No extra point kicks. Every team must go for two. Look, if you’re a Vikings fan, I don’t know HOW you can disagree with this one. You can still kick field goals, but no more extra points. I really like this one.

No kickoffs. Teams start at the 25. Ehhh, I’m on the fence about this one. I still think a good kick returner is a weapon in football. But that said, the NFL is trying to backdoor eliminate the play, so if they are, just do it. If not, move the kickoff back, and allow for more returns. Either way, get off the fence. Credit here to the AAF for making a decision and going with it, whether you agree with it or not.
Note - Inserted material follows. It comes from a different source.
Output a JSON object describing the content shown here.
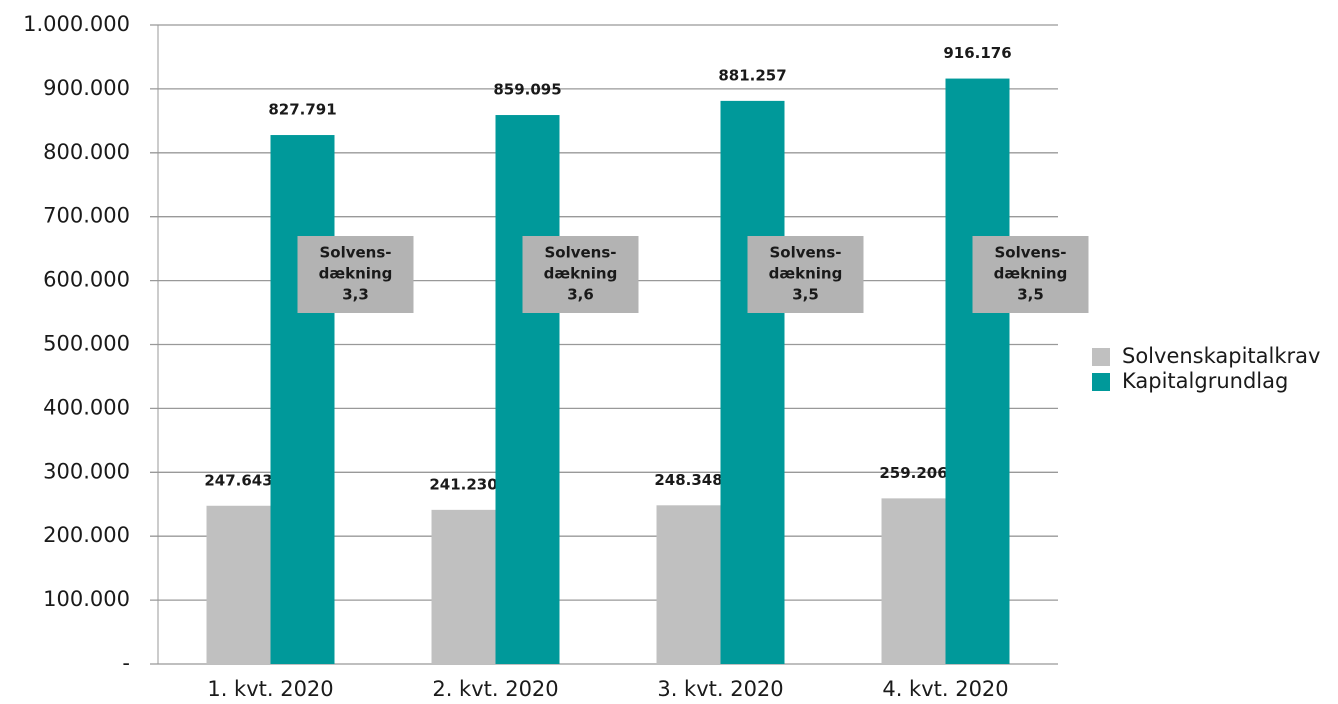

Onside kicks will be replaced by an option to attempt a 4th and 10 at the team’s own 35. I LOVE this rule. I was talking with Fil on the daily thread, I mean artistformerlyknowasfil,...I mean Fake Fil...whatever, and he had some great stats that support this being a better option than an onside kick:

On 4th and 10 exactly … there were 26 plays in 2017. Teams converted first downs 30.8% of the time. The vast majority of these plays happened in the fourth quarter (only 3 of the 4 were in other quarters) and in every instance but one, the team was trailing (but the game typically was close). I pulled all 4th and 10 from 2015-2018 and got a 24.6% conversion rate on 118 attempts. Pulling 4th and 11+ for the same time period, I got a conversion rate of 21.8% on 202 attempts.

There were 52 onside kicks this year. Only 4 were converted. (7.7%)

Personally, I think the 4th and 10 option would add a ton of drama and excitement to a game, as opposed to a play that is 90% dependent on a kicked football bouncing exactly the right way at just the precise moment. And even when that does happen, you still need an opposing player to mis-handle the ball.

There’s a bit of a caveat to this, though. You have to be down by 17 points, or either team can use this option when there are under five minutes left in the game. I don’t like the caveat; I’d prefer that option be open to both teams the whole game.

30 second clock, no TV timeout, and 60% less commercials: If there was a demand for AAF advertising right now, they’d have as many commercials as the NFL. That’s just a supply and demand thing right now—if the AAF grows, they will have more commercials. I do, however, love the 30 second clock and the no TV timeouts. I think it will speed the game up, there will be less dead time in between plays, and the flow of the game won’t be interrupted nearly to the extent an NFL game is. (Extra point, commercial, kickoff, commercial, injury on first down, commerical).

And I like Kevin Cole’s tweet about the AAF being a lab or testing ground of sorts, for these rule tweaks, and to see if they work or not. I really think the NFL needs some tweaking around the edges with stuff like this, as soon as they can figure out what a catch is.

What do you guys think? Good ideas, bad ideas, or something in between?